As if she can read my mind, Ksyusha laughs and says it’s not a matter of political correctness at all – she learned about the existence of homosexuals at about the same age she learned how men and women screw, and from pretty much the same source.
If she were my daughter, she wouldn’t have spent her childhood reading AIDS-Info: even after I lost my virginity, I still thought that newspaper was incredibly vulgar and horrid and, to be quite honest, I still think so. If Ksyusha were my daughter, I wouldn’t have let her read all sorts of filth, I would have taught her to love poetry instead.

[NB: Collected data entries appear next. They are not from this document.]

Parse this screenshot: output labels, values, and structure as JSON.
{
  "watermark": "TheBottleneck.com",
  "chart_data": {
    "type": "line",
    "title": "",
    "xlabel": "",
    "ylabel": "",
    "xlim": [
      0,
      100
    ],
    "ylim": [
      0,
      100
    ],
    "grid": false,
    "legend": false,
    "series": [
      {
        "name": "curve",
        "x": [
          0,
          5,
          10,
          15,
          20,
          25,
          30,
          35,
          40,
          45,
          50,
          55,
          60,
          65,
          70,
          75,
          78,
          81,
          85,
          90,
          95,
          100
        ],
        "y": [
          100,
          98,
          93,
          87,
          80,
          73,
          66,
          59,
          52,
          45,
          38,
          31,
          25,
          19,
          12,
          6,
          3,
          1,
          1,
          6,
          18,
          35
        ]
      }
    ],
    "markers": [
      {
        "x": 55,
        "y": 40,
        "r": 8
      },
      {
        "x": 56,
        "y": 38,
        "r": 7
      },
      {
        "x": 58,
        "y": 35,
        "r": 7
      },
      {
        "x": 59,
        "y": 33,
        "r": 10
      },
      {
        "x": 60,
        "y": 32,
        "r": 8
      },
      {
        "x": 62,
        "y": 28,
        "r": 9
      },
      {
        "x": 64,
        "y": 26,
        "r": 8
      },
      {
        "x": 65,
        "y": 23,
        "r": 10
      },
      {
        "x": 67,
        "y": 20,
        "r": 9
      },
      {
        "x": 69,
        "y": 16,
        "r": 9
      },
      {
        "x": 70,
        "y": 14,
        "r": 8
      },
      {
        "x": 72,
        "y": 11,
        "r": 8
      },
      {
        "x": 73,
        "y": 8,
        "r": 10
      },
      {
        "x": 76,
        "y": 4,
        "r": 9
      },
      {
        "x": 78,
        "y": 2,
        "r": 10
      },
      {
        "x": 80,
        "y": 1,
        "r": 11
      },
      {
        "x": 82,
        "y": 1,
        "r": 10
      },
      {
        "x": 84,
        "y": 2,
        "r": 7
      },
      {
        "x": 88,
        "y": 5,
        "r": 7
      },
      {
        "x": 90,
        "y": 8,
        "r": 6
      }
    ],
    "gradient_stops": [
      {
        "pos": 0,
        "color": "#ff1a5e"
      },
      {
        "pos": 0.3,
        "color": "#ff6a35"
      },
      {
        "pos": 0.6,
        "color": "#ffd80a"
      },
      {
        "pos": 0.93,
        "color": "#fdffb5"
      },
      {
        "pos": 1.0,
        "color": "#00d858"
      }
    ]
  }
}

My mom always loved poetry, and she still loves it. A cultured Petersburg family, Dad a retired army officer, Mom a teacher of German. Dad always used to laugh at her and say she’d have been better off if she’d learned to cook instead of how to conjugate German verbs. Dad died three years ago and Mom… Mom’s in Peter, and she still loves poetry, but somehow I don’t like it as much as I used to. I don’t call her very often. It’s a good thing Vlad doesn’t forget to call. He’s probably a better son than I am a daughter – even though his life is such a mess and he’s always changing partners.